The Harmonic Oscillator

The Harmonic Oscillator is the second quantum model we will see which can be solved exactlly. As a rationalization for creating this model, we can determine what is oscillating in a chemical system. The answer is bonds between atoms, so we can model vibrations of chemical bonds using the Harmonic Oscillator model!

Harmonic Oscillator Wavefunctions

To make the quantum mechanical model, we need to solve the Schrödinger Equation. Recall the full form of the Schrödinger Equation:

\[\frac{-\hbar^{2}}{2m}\nabla^{2} \psi (x) + V(x) \psi (x) = E \psi (x)\]

We have already sovled for the potential energy, so now we need to determine what our wavefunctions are. Utilizing the power series method for solving differential equations and the postulates of quantum mechanics, the eigenfunctions of this hamiltonian (wavefunctions) can be derived as:

\[\psi_{v}(x)=N_{v}H{v}(y)e^{\frac{-y^{2}}{2}}\]

Where \(v\) is a new quantum number that can be any whole number (ie. 0,1,2,3,…), \(N_{v}\) is a normalization constant given by \(N_{v}=(\alpha \sqrt{\pi}2^{v}v!)^{\frac{-1}{2}}\) , \(y=\frac{x}{\alpha}\), \(H_{v}\) is the Hermite Polynomial for a give value of \(v\), and, finally, \(\alpha=(\frac{\hbar^{2}}{mk_{f}})^{\frac{1}{4}}\)

Visualizing the first few Harmonic Oscillator Wavefunctions:

In this visualization, it can be seen that the wavefunctions alternate between symetric and antisymmetric.

Now visulaizing the probability density of the wavefunctions by taking the square modulus:

\(\lvert \psi \rvert ^{2}\):

Here we can see that the probability of finding the particle extends beyond the bounds of our potential, unlike in the Particle in a Box. This is because the potential energy is not infinite, but depends on the height of the potential well. This is elucidated by noting that probability densities of lower values of \(v\) extend further past the potential than those with higher values of \(v\).

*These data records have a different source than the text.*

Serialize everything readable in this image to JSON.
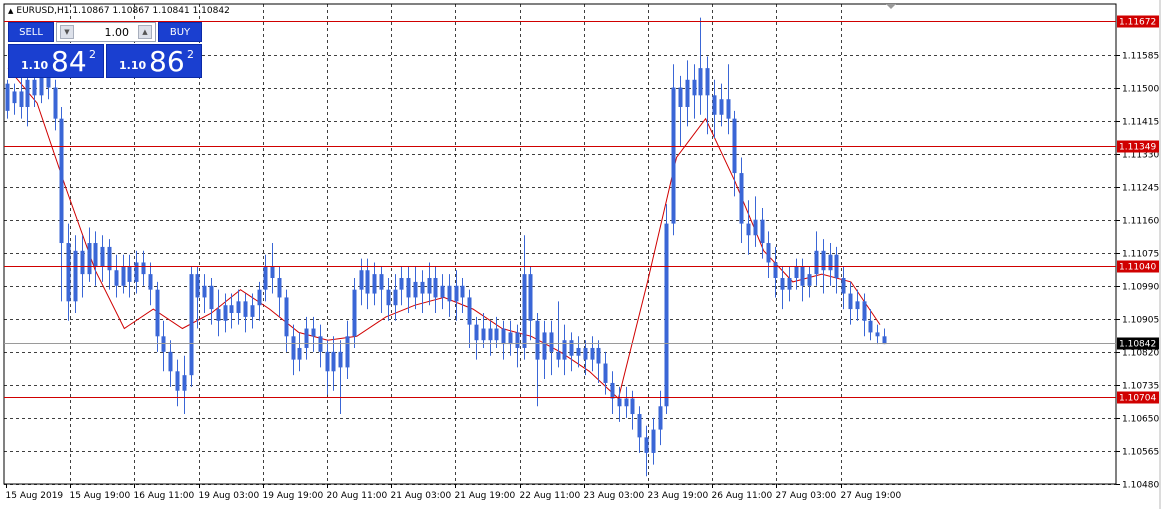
{
  "symbol": {
    "title": "EURUSD,H1  1.10867 1.10867 1.10841 1.10842"
  },
  "one_click": {
    "sell_label": "SELL",
    "buy_label": "BUY",
    "lot": "1.00",
    "sell_prefix": "1.10",
    "sell_big": "84",
    "sell_sup": "2",
    "buy_prefix": "1.10",
    "buy_big": "86",
    "buy_sup": "2"
  },
  "colors": {
    "candle": "#3a66d6",
    "ma": "#d00000",
    "hline": "#d00000",
    "grid": "#000000",
    "current_tag_bg": "#000000"
  },
  "chart_data": {
    "type": "candlestick",
    "symbol": "EURUSD",
    "timeframe": "H1",
    "ylim": [
      1.1048,
      1.11715
    ],
    "y_ticks": [
      "1.11585",
      "1.11500",
      "1.11415",
      "1.11330",
      "1.11245",
      "1.11160",
      "1.11075",
      "1.10990",
      "1.10905",
      "1.10820",
      "1.10735",
      "1.10650",
      "1.10565",
      "1.10480"
    ],
    "x_ticks": [
      "15 Aug 2019",
      "15 Aug 19:00",
      "16 Aug 11:00",
      "19 Aug 03:00",
      "19 Aug 19:00",
      "20 Aug 11:00",
      "21 Aug 03:00",
      "21 Aug 19:00",
      "22 Aug 11:00",
      "23 Aug 03:00",
      "23 Aug 19:00",
      "26 Aug 11:00",
      "27 Aug 03:00",
      "27 Aug 19:00"
    ],
    "grid": true,
    "horizontal_lines": [
      {
        "price": "1.11672"
      },
      {
        "price": "1.11349"
      },
      {
        "price": "1.11040"
      },
      {
        "price": "1.10704"
      }
    ],
    "current_price": "1.10842",
    "moving_average": {
      "color": "red",
      "points": [
        1.1155,
        1.1146,
        1.1124,
        1.1103,
        1.1088,
        1.1093,
        1.1088,
        1.1092,
        1.1098,
        1.1093,
        1.1087,
        1.1085,
        1.1086,
        1.1091,
        1.1094,
        1.1096,
        1.1093,
        1.1088,
        1.1086,
        1.1082,
        1.1077,
        1.107,
        1.11,
        1.1132,
        1.1142,
        1.1126,
        1.1108,
        1.11,
        1.1102,
        1.11,
        1.1089
      ]
    },
    "candles": [
      [
        1.1151,
        1.1144,
        1.1152,
        1.1142
      ],
      [
        1.1146,
        1.1149,
        1.1151,
        1.1143
      ],
      [
        1.1149,
        1.1145,
        1.1155,
        1.1142
      ],
      [
        1.1145,
        1.1152,
        1.1156,
        1.114
      ],
      [
        1.1152,
        1.1148,
        1.1157,
        1.1145
      ],
      [
        1.1148,
        1.1153,
        1.1158,
        1.1146
      ],
      [
        1.1153,
        1.115,
        1.1158,
        1.1147
      ],
      [
        1.115,
        1.1142,
        1.1152,
        1.1139
      ],
      [
        1.1142,
        1.111,
        1.1145,
        1.1095
      ],
      [
        1.111,
        1.1095,
        1.1115,
        1.109
      ],
      [
        1.1095,
        1.1108,
        1.1112,
        1.1092
      ],
      [
        1.1108,
        1.1102,
        1.1112,
        1.1096
      ],
      [
        1.1102,
        1.111,
        1.1114,
        1.11
      ],
      [
        1.111,
        1.1104,
        1.1113,
        1.1099
      ],
      [
        1.1104,
        1.1109,
        1.1112,
        1.11
      ],
      [
        1.1109,
        1.1103,
        1.1111,
        1.1098
      ],
      [
        1.1103,
        1.1099,
        1.1107,
        1.1096
      ],
      [
        1.1099,
        1.1104,
        1.1107,
        1.1097
      ],
      [
        1.1104,
        1.11,
        1.1107,
        1.1096
      ],
      [
        1.11,
        1.1105,
        1.1108,
        1.1097
      ],
      [
        1.1105,
        1.1102,
        1.1108,
        1.1099
      ],
      [
        1.1102,
        1.1098,
        1.1105,
        1.1094
      ],
      [
        1.1098,
        1.1086,
        1.11,
        1.1082
      ],
      [
        1.1086,
        1.1082,
        1.109,
        1.1077
      ],
      [
        1.1082,
        1.1077,
        1.1085,
        1.1073
      ],
      [
        1.1077,
        1.1072,
        1.108,
        1.1068
      ],
      [
        1.1072,
        1.1076,
        1.1081,
        1.1066
      ],
      [
        1.1076,
        1.1102,
        1.1104,
        1.1073
      ],
      [
        1.1102,
        1.1096,
        1.1104,
        1.1088
      ],
      [
        1.1096,
        1.1099,
        1.1102,
        1.1092
      ],
      [
        1.1099,
        1.1093,
        1.1101,
        1.1089
      ],
      [
        1.1093,
        1.109,
        1.1098,
        1.1086
      ],
      [
        1.109,
        1.1094,
        1.1097,
        1.1087
      ],
      [
        1.1094,
        1.1092,
        1.1097,
        1.1088
      ],
      [
        1.1092,
        1.1095,
        1.1098,
        1.1089
      ],
      [
        1.1095,
        1.1091,
        1.1097,
        1.1087
      ],
      [
        1.1091,
        1.1094,
        1.1097,
        1.1088
      ],
      [
        1.1094,
        1.1098,
        1.11,
        1.109
      ],
      [
        1.1098,
        1.1104,
        1.1107,
        1.1095
      ],
      [
        1.1104,
        1.1101,
        1.111,
        1.1097
      ],
      [
        1.1101,
        1.1096,
        1.1104,
        1.1091
      ],
      [
        1.1096,
        1.1086,
        1.1098,
        1.1082
      ],
      [
        1.1086,
        1.108,
        1.1089,
        1.1076
      ],
      [
        1.108,
        1.1083,
        1.1087,
        1.1077
      ],
      [
        1.1083,
        1.1088,
        1.1091,
        1.108
      ],
      [
        1.1088,
        1.1086,
        1.1091,
        1.1082
      ],
      [
        1.1086,
        1.1082,
        1.1089,
        1.1078
      ],
      [
        1.1082,
        1.1077,
        1.1085,
        1.1071
      ],
      [
        1.1077,
        1.1082,
        1.1086,
        1.1072
      ],
      [
        1.1082,
        1.1078,
        1.1085,
        1.1066
      ],
      [
        1.1078,
        1.1086,
        1.109,
        1.1075
      ],
      [
        1.1086,
        1.1098,
        1.1101,
        1.1083
      ],
      [
        1.1098,
        1.1103,
        1.1106,
        1.1094
      ],
      [
        1.1103,
        1.1097,
        1.1106,
        1.1093
      ],
      [
        1.1097,
        1.1102,
        1.1105,
        1.1094
      ],
      [
        1.1102,
        1.1098,
        1.1104,
        1.1092
      ],
      [
        1.1098,
        1.1094,
        1.1101,
        1.109
      ],
      [
        1.1094,
        1.1098,
        1.1102,
        1.109
      ],
      [
        1.1098,
        1.1101,
        1.1104,
        1.1094
      ],
      [
        1.1101,
        1.1096,
        1.1104,
        1.1092
      ],
      [
        1.1096,
        1.11,
        1.1104,
        1.1093
      ],
      [
        1.11,
        1.1097,
        1.1103,
        1.1092
      ],
      [
        1.1097,
        1.1101,
        1.1105,
        1.1094
      ],
      [
        1.1101,
        1.1096,
        1.1104,
        1.1092
      ],
      [
        1.1096,
        1.1099,
        1.1102,
        1.1093
      ],
      [
        1.1099,
        1.1095,
        1.1102,
        1.1091
      ],
      [
        1.1095,
        1.1099,
        1.1103,
        1.109
      ],
      [
        1.1099,
        1.1096,
        1.1101,
        1.1092
      ],
      [
        1.1096,
        1.1089,
        1.1098,
        1.1083
      ],
      [
        1.1089,
        1.1085,
        1.1091,
        1.108
      ],
      [
        1.1085,
        1.1088,
        1.1092,
        1.1083
      ],
      [
        1.1088,
        1.1085,
        1.109,
        1.1081
      ],
      [
        1.1085,
        1.1088,
        1.1091,
        1.1083
      ],
      [
        1.1088,
        1.1084,
        1.109,
        1.108
      ],
      [
        1.1084,
        1.1087,
        1.109,
        1.1081
      ],
      [
        1.1087,
        1.1083,
        1.1089,
        1.1078
      ],
      [
        1.1083,
        1.1102,
        1.1112,
        1.108
      ],
      [
        1.1102,
        1.109,
        1.1104,
        1.1085
      ],
      [
        1.109,
        1.108,
        1.1092,
        1.1068
      ],
      [
        1.108,
        1.1087,
        1.109,
        1.1075
      ],
      [
        1.1087,
        1.1082,
        1.109,
        1.1076
      ],
      [
        1.1082,
        1.108,
        1.1095,
        1.1078
      ],
      [
        1.108,
        1.1085,
        1.1089,
        1.1076
      ],
      [
        1.1085,
        1.1081,
        1.1087,
        1.1077
      ],
      [
        1.1081,
        1.1083,
        1.1086,
        1.1078
      ],
      [
        1.1083,
        1.108,
        1.1085,
        1.1076
      ],
      [
        1.108,
        1.1083,
        1.1086,
        1.1077
      ],
      [
        1.1083,
        1.1079,
        1.1085,
        1.1074
      ],
      [
        1.1079,
        1.1074,
        1.1082,
        1.1071
      ],
      [
        1.1074,
        1.107,
        1.1077,
        1.1066
      ],
      [
        1.107,
        1.1068,
        1.1073,
        1.1064
      ],
      [
        1.1068,
        1.107,
        1.1073,
        1.1065
      ],
      [
        1.107,
        1.1066,
        1.1072,
        1.1062
      ],
      [
        1.1066,
        1.106,
        1.1068,
        1.1056
      ],
      [
        1.106,
        1.1056,
        1.1063,
        1.105
      ],
      [
        1.1056,
        1.1062,
        1.1065,
        1.1053
      ],
      [
        1.1062,
        1.1068,
        1.1072,
        1.1058
      ],
      [
        1.1068,
        1.1115,
        1.112,
        1.1066
      ],
      [
        1.1115,
        1.115,
        1.1156,
        1.1112
      ],
      [
        1.115,
        1.1145,
        1.1153,
        1.1135
      ],
      [
        1.1145,
        1.1152,
        1.1157,
        1.114
      ],
      [
        1.1152,
        1.1148,
        1.1156,
        1.1142
      ],
      [
        1.1148,
        1.1155,
        1.1168,
        1.1143
      ],
      [
        1.1155,
        1.1148,
        1.1158,
        1.1138
      ],
      [
        1.1148,
        1.1143,
        1.1152,
        1.1137
      ],
      [
        1.1143,
        1.1147,
        1.1151,
        1.114
      ],
      [
        1.1147,
        1.1142,
        1.1156,
        1.1138
      ],
      [
        1.1142,
        1.1128,
        1.1144,
        1.1122
      ],
      [
        1.1128,
        1.1115,
        1.1132,
        1.111
      ],
      [
        1.1115,
        1.1112,
        1.1121,
        1.1107
      ],
      [
        1.1112,
        1.1116,
        1.1122,
        1.1109
      ],
      [
        1.1116,
        1.111,
        1.1119,
        1.1106
      ],
      [
        1.111,
        1.1105,
        1.1113,
        1.1101
      ],
      [
        1.1105,
        1.1101,
        1.1109,
        1.1096
      ],
      [
        1.1101,
        1.1098,
        1.1104,
        1.1093
      ],
      [
        1.1098,
        1.1101,
        1.1104,
        1.1095
      ],
      [
        1.1101,
        1.1104,
        1.1106,
        1.1098
      ],
      [
        1.1104,
        1.1099,
        1.1106,
        1.1095
      ],
      [
        1.1099,
        1.1102,
        1.1104,
        1.1096
      ],
      [
        1.1102,
        1.1108,
        1.1113,
        1.1099
      ],
      [
        1.1108,
        1.1103,
        1.1111,
        1.1097
      ],
      [
        1.1103,
        1.1107,
        1.111,
        1.1099
      ],
      [
        1.1107,
        1.1101,
        1.1109,
        1.1097
      ],
      [
        1.1101,
        1.1097,
        1.1104,
        1.1093
      ],
      [
        1.1097,
        1.1093,
        1.11,
        1.1089
      ],
      [
        1.1093,
        1.1095,
        1.1098,
        1.109
      ],
      [
        1.1095,
        1.109,
        1.1097,
        1.1086
      ],
      [
        1.109,
        1.1087,
        1.1093,
        1.1085
      ],
      [
        1.1087,
        1.1086,
        1.1089,
        1.1084
      ],
      [
        1.1086,
        1.1084,
        1.1088,
        1.1084
      ]
    ]
  }
}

Harmonic Oscillator Energy Levels

The quantized energies (eigenfunctions of the harmonic oscillator) are given by:

\[\begin{align} E_{v}&=h \nu (v + \frac{1}{2}) \\ &=\hbar \omega (v+\frac{1}{2}) \end{align}\]

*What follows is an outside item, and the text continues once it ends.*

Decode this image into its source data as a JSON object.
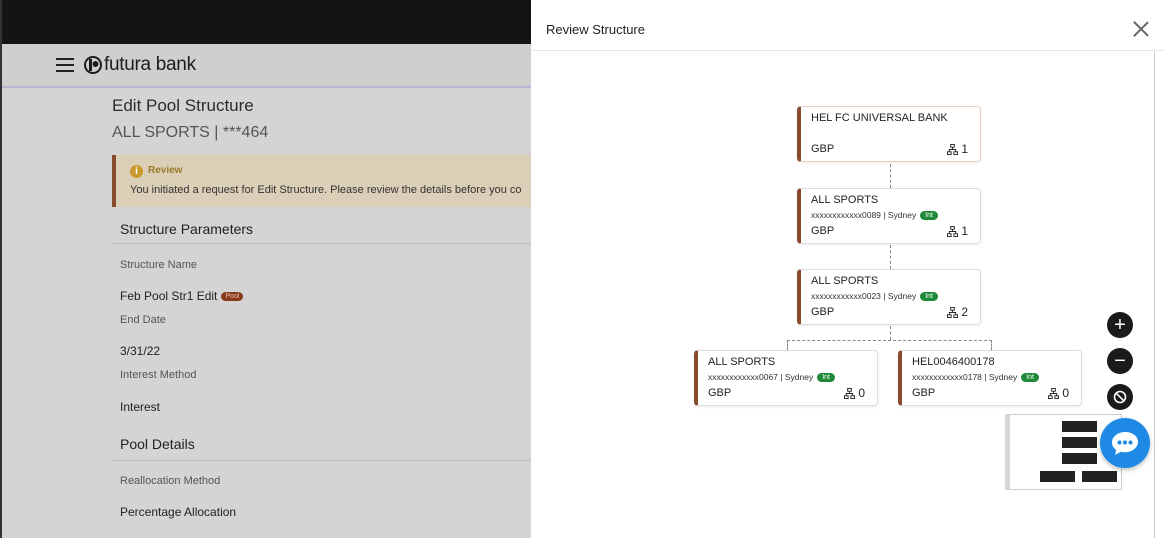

Where \(\omega=\sqrt{\frac{k_{f}}{m}}\)

Here, we see that when the quantum number \(v\) is equal to zero, the system still has energy; this is known as the zero-point energy and it is a stark contrast to the Particle in a Box quantized energy, wherein the quantum number \(n\) could not be equal to zero. Additionally, we can see that the spacing between energy levels is constant, since as \(v\) increases, \(E_{v}\) will increase linearly. This is also different than the PIB energy, where there was a square dependence on the quantum number \(n\) and the spacing between energy levels increased.